Ella estaba sola, iba
y venía por la casa silenciosa, los hijos ahora grandes
no vivían con ella. El marido se
había ido renunciando a compartir lo
poco que quedaba de una relación desvaída por el tiempo.
Miró sorprendida la mesa grande de la
cocina, que cuando eran cinco para comer todos los días parecía minúscula, si
hasta no cabía la fuente blanca ovalada que le habían regalado para su
casamiento.
La soledad la hacía sentir bien, porque no
tenía con quién discutir y no había malas interpretaciones de lo que se decía o
lo que se dejaba de decir. Era una sensación rara, mezcla de tranquilidad y
culpa a la vez por sentirse tan bien.
A su pesar reconocía que no tenía con quién
hablar cuando estaba en su casa; fue así que llegó a la conclusión de que si
quería compañía, y alguien con quién hablar debía tener un loro.
El entusiasmo la llevó a comprar una jaula
apropiada y a buscar datos para conocer más sobre la vida y necesidades de un
loro.
Sabiendo sobre la prohibición de tener
animales no domésticos y haciendo un lugar en blanco al respecto en su
conciencia, fue a la pajarería y lo compró.
No llegó enseguida, la entrega se efectivizó
un mes más tarde, según le dijeron, era época de empollar y se lo darían pichón
para que se adaptara con mayor facilidad.
Ella hacía cálculos sobre cuánto y cómo le
enseñaría a hablar y se regocijaba con sus propios pensamientos.
Entonces lo vio, con amorosas manos lo tomó,
y lo puso al resguardo de los barrotes de la jaula.
También vio que no era tan chico como
esperaba, tenía las alas recortadas, los
ojos semi cerrados y las plumas lucían un aspecto descuidado.

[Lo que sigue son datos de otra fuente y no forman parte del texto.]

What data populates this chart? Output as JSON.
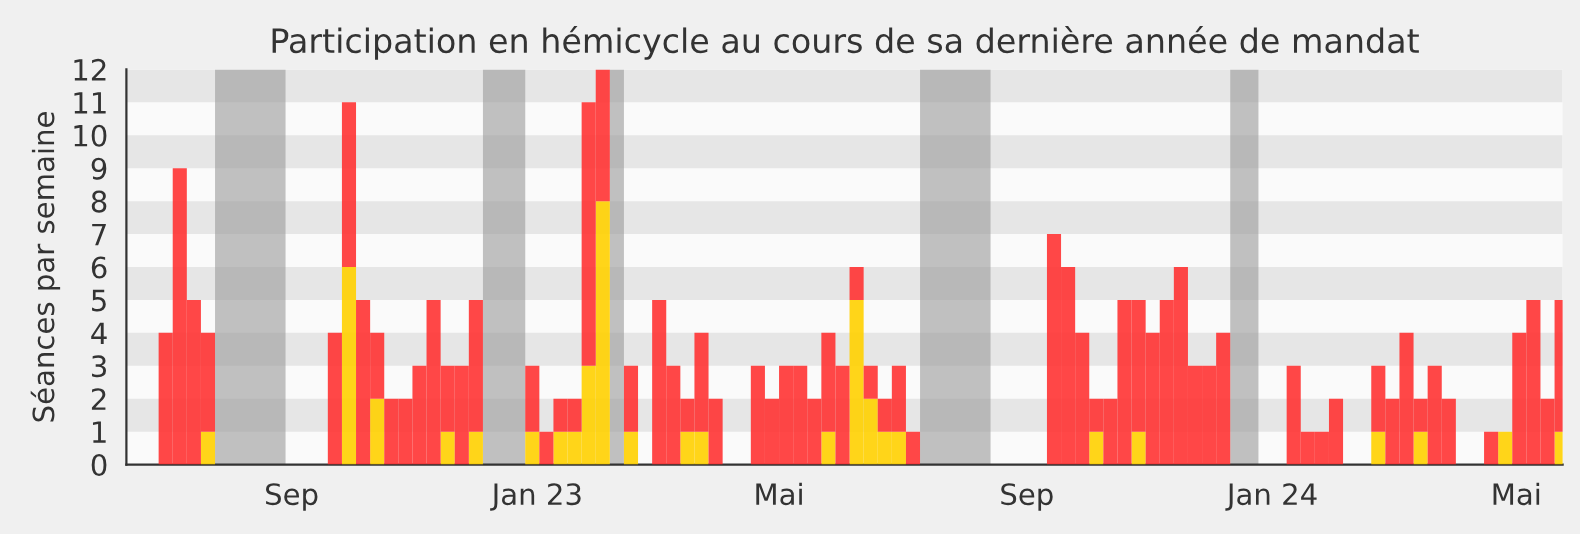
{
  "chart_data": {
    "type": "bar",
    "stacked": true,
    "title": "Participation en hémicycle au cours de sa dernière année de mandat",
    "ylabel": "Séances par semaine",
    "x": [
      "2022-06-27",
      "2022-07-04",
      "2022-07-11",
      "2022-07-18",
      "2022-07-25",
      "2022-08-01",
      "2022-08-08",
      "2022-08-15",
      "2022-08-22",
      "2022-08-29",
      "2022-09-05",
      "2022-09-12",
      "2022-09-19",
      "2022-09-26",
      "2022-10-03",
      "2022-10-10",
      "2022-10-17",
      "2022-10-24",
      "2022-10-31",
      "2022-11-07",
      "2022-11-14",
      "2022-11-21",
      "2022-11-28",
      "2022-12-05",
      "2022-12-12",
      "2022-12-19",
      "2022-12-26",
      "2023-01-02",
      "2023-01-09",
      "2023-01-16",
      "2023-01-23",
      "2023-01-30",
      "2023-02-06",
      "2023-02-13",
      "2023-02-20",
      "2023-02-27",
      "2023-03-06",
      "2023-03-13",
      "2023-03-20",
      "2023-03-27",
      "2023-04-03",
      "2023-04-10",
      "2023-04-17",
      "2023-04-24",
      "2023-05-01",
      "2023-05-08",
      "2023-05-15",
      "2023-05-22",
      "2023-05-29",
      "2023-06-05",
      "2023-06-12",
      "2023-06-19",
      "2023-06-26",
      "2023-07-03",
      "2023-07-10",
      "2023-07-17",
      "2023-07-24",
      "2023-07-31",
      "2023-08-07",
      "2023-08-14",
      "2023-08-21",
      "2023-08-28",
      "2023-09-04",
      "2023-09-11",
      "2023-09-18",
      "2023-09-25",
      "2023-10-02",
      "2023-10-09",
      "2023-10-16",
      "2023-10-23",
      "2023-10-30",
      "2023-11-06",
      "2023-11-13",
      "2023-11-20",
      "2023-11-27",
      "2023-12-04",
      "2023-12-11",
      "2023-12-18",
      "2023-12-25",
      "2024-01-01",
      "2024-01-08",
      "2024-01-15",
      "2024-01-22",
      "2024-01-29",
      "2024-02-05",
      "2024-02-12",
      "2024-02-19",
      "2024-02-26",
      "2024-03-04",
      "2024-03-11",
      "2024-03-18",
      "2024-03-25",
      "2024-04-01",
      "2024-04-08",
      "2024-04-15",
      "2024-04-22",
      "2024-04-29",
      "2024-05-06",
      "2024-05-13",
      "2024-05-20"
    ],
    "series": [
      {
        "color": "#ffd000",
        "values": [
          0,
          0,
          0,
          1,
          0,
          0,
          0,
          0,
          0,
          0,
          0,
          0,
          0,
          6,
          0,
          2,
          0,
          0,
          0,
          0,
          1,
          0,
          1,
          0,
          0,
          0,
          1,
          0,
          1,
          1,
          3,
          8,
          0,
          1,
          0,
          0,
          0,
          1,
          1,
          0,
          0,
          0,
          0,
          0,
          0,
          0,
          0,
          1,
          0,
          5,
          2,
          1,
          1,
          0,
          0,
          0,
          0,
          0,
          0,
          0,
          0,
          0,
          0,
          0,
          0,
          0,
          1,
          0,
          0,
          1,
          0,
          0,
          0,
          0,
          0,
          0,
          0,
          0,
          0,
          0,
          0,
          0,
          0,
          0,
          0,
          0,
          1,
          0,
          0,
          1,
          0,
          0,
          0,
          0,
          0,
          1,
          0,
          0,
          0,
          1
        ]
      },
      {
        "color": "#ff3333",
        "values": [
          4,
          9,
          5,
          3,
          0,
          0,
          0,
          0,
          0,
          0,
          0,
          0,
          4,
          5,
          5,
          2,
          2,
          2,
          3,
          5,
          2,
          3,
          4,
          0,
          0,
          0,
          2,
          1,
          1,
          1,
          8,
          4,
          0,
          2,
          0,
          5,
          3,
          1,
          3,
          2,
          0,
          0,
          3,
          2,
          3,
          3,
          2,
          3,
          3,
          1,
          1,
          1,
          2,
          1,
          0,
          0,
          0,
          0,
          0,
          0,
          0,
          0,
          0,
          7,
          6,
          4,
          1,
          2,
          5,
          4,
          4,
          5,
          6,
          3,
          3,
          4,
          0,
          0,
          0,
          0,
          3,
          1,
          1,
          2,
          0,
          0,
          2,
          2,
          4,
          1,
          3,
          2,
          0,
          0,
          1,
          0,
          4,
          5,
          2,
          4
        ]
      }
    ],
    "xlim": [
      "2022-06-11",
      "2024-05-24"
    ],
    "xticks": [
      {
        "value": "2022-09-01",
        "label": "Sep"
      },
      {
        "value": "2023-01-01",
        "label": "Jan 23"
      },
      {
        "value": "2023-05-01",
        "label": "Mai"
      },
      {
        "value": "2023-09-01",
        "label": "Sep"
      },
      {
        "value": "2024-01-01",
        "label": "Jan 24"
      },
      {
        "value": "2024-05-01",
        "label": "Mai"
      }
    ],
    "ylim": [
      0,
      12
    ],
    "yticks": [
      0,
      1,
      2,
      3,
      4,
      5,
      6,
      7,
      8,
      9,
      10,
      11,
      12
    ],
    "bands": [
      {
        "axis": "x",
        "from": "2022-07-25",
        "to": "2022-08-29",
        "color": "#999999"
      },
      {
        "axis": "x",
        "from": "2022-12-05",
        "to": "2022-12-26",
        "color": "#999999"
      },
      {
        "axis": "x",
        "from": "2023-02-06",
        "to": "2023-02-13",
        "color": "#999999"
      },
      {
        "axis": "x",
        "from": "2023-07-10",
        "to": "2023-08-14",
        "color": "#999999"
      },
      {
        "axis": "x",
        "from": "2023-12-11",
        "to": "2023-12-25",
        "color": "#999999"
      },
      {
        "axis": "y",
        "from": 1,
        "to": 2,
        "color": "#e6e6e6"
      },
      {
        "axis": "y",
        "from": 3,
        "to": 4,
        "color": "#e6e6e6"
      },
      {
        "axis": "y",
        "from": 5,
        "to": 6,
        "color": "#e6e6e6"
      },
      {
        "axis": "y",
        "from": 7,
        "to": 8,
        "color": "#e6e6e6"
      },
      {
        "axis": "y",
        "from": 9,
        "to": 10,
        "color": "#e6e6e6"
      },
      {
        "axis": "y",
        "from": 11,
        "to": 12,
        "color": "#e6e6e6"
      }
    ],
    "grid": false,
    "legend": false
  }
}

Durante los primeros días, pidió a sus visitas no hablar demasiado
fuerte, porque el loro se estaba adaptando y se asustaba revoloteando
descontrolado dentro de la jaula. Les contó además que no comía la papilla de
semillas que le habían recomendado y que apenas sorbía agua.
La
alegría que sentía por tener un nuevo compañero fue transformándose en
preocupación y angustia cuando éste no mejoraba y lejos estaba de querer
hablar.
Cuando ese día se levantó y fue a verlo, el
loro estaba demasiado quieto, por lo que pensó - ¿qué hago yo con este pobre
pájaro?, yo lo regalo antes que se muera, o no, mejor lo suelto, eso debe ser
lo que anda buscando.
Mientras el loro alzaba vuelo con
dificultad, ella volvió a sonreír, tal vez por la libertad otorgada o tal vez
porque escuchó el timbre de alguien que la buscaba.